Naked, feeling terribly vulnerable, he swung his feet out of bed and fumbled for the switch of the nearest lamp to confirm his deduction. The darkness was oppressive; worse, the air had grown foul already—no doubt from the deposit of dirt, grease and fetid moisture which while the dome was distended had formed an unnoticeable film but now had been condensed into a layer like the muck lining a sewer pipe.

The light duly failed to shine.

A strike? Hardly likely; those key workers who still had the leverage to close down the nation’s automated power system always waited for frost and snow before striking. An overload blackout? Scarcely more probable. There hadn’t been a summer overload since 1990. People had seemingly been cured of regarding power as free like air.

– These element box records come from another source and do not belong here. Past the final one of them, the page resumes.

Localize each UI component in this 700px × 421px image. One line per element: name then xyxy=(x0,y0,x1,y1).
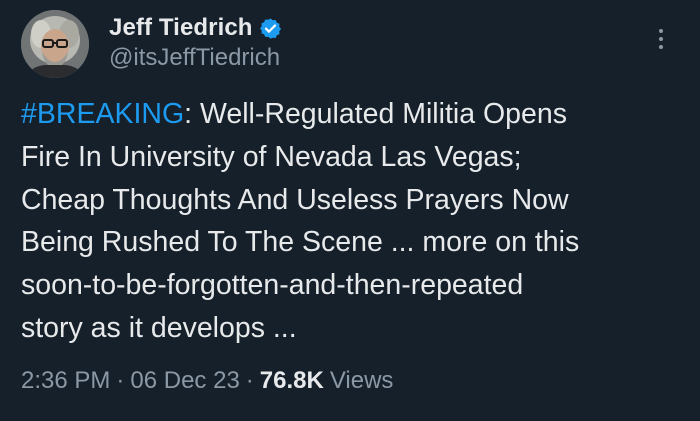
tweet-text-line: Being Rushed To The Scene ... more on th… xyxy=(21,226,580,259)
tweet-text-segment: : Well-Regulated Militia Opens xyxy=(184,98,567,130)
more-options-icon[interactable] xyxy=(651,24,671,54)
verified-badge-icon xyxy=(259,17,282,40)
tweet-text: #BREAKING: Well-Regulated Militia Opens … xyxy=(21,93,681,350)
tweet-text-line: soon-to-be-forgotten-and-then-repeated xyxy=(21,269,524,302)
tweet-card: Jeff Tiedrich @itsJeffTiedrich #BREAKING… xyxy=(0,0,700,421)
meta-separator: · xyxy=(245,367,254,394)
more-dot xyxy=(659,29,663,33)
tweet-text-line: #BREAKING: Well-Regulated Militia Opens xyxy=(21,93,681,136)
tweet-text-line: Cheap Thoughts And Useless Prayers Now xyxy=(21,183,569,216)
hashtag-link[interactable]: #BREAKING xyxy=(21,98,184,130)
tweet-meta: 2:36 PM · 06 Dec 23 · 76.8K Views xyxy=(21,367,393,395)
views-count[interactable]: 76.8K xyxy=(260,367,324,395)
tweet-time[interactable]: 2:36 PM xyxy=(21,367,110,395)
avatar-image xyxy=(21,10,89,78)
avatar[interactable] xyxy=(21,10,89,78)
more-dot xyxy=(659,45,663,49)
author-handle[interactable]: @itsJeffTiedrich xyxy=(109,44,280,72)
author-name-row: Jeff Tiedrich xyxy=(109,11,282,45)
tweet-date[interactable]: 06 Dec 23 xyxy=(130,367,239,395)
views-label[interactable]: Views xyxy=(330,367,394,395)
tweet-text-line: Fire In University of Nevada Las Vegas; xyxy=(21,140,522,173)
author-display-name[interactable]: Jeff Tiedrich xyxy=(109,14,253,42)
tweet-text-line: story as it develops ... xyxy=(21,311,297,344)
meta-separator: · xyxy=(116,367,125,394)
more-dot xyxy=(659,37,663,41)
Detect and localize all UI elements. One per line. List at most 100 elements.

Admittedly, a whole new generation had grown up since 1990 … including himself.

A reactor meltdown?

After last year’s triple-header of disasters, the Delphi boards currently showed much money riding on a lapse of two full years before the next such. Nonetheless he grabbed his one and only battery radio. By law an all-news monophonic station was still required to broadcast in each conurbation of a million or more people, so that the public could be warned of riots, tribal matches and disasters. The cells were low on power, but by placing the set close to his ear he determined that the duty newscaster was talking about record bets on today’s football fatalities. If there had been a meltdown, radiation warnings would have been pouring out nonstop.

So what in the world … ? Oh. Fluckner?

He felt a shiver crawl down his spine, and realized that he was gazing hungrily at the little blurred glow from his clock, as though this darkness were symbolic of the womb (echoes of Gaila and those like her, condemned to grow up not as human beings but as mules, offspring of a bastard mating between Freudian psychoanalysis and behaviorism), and that mysterious glimmer presaged his emergence into a strange new world.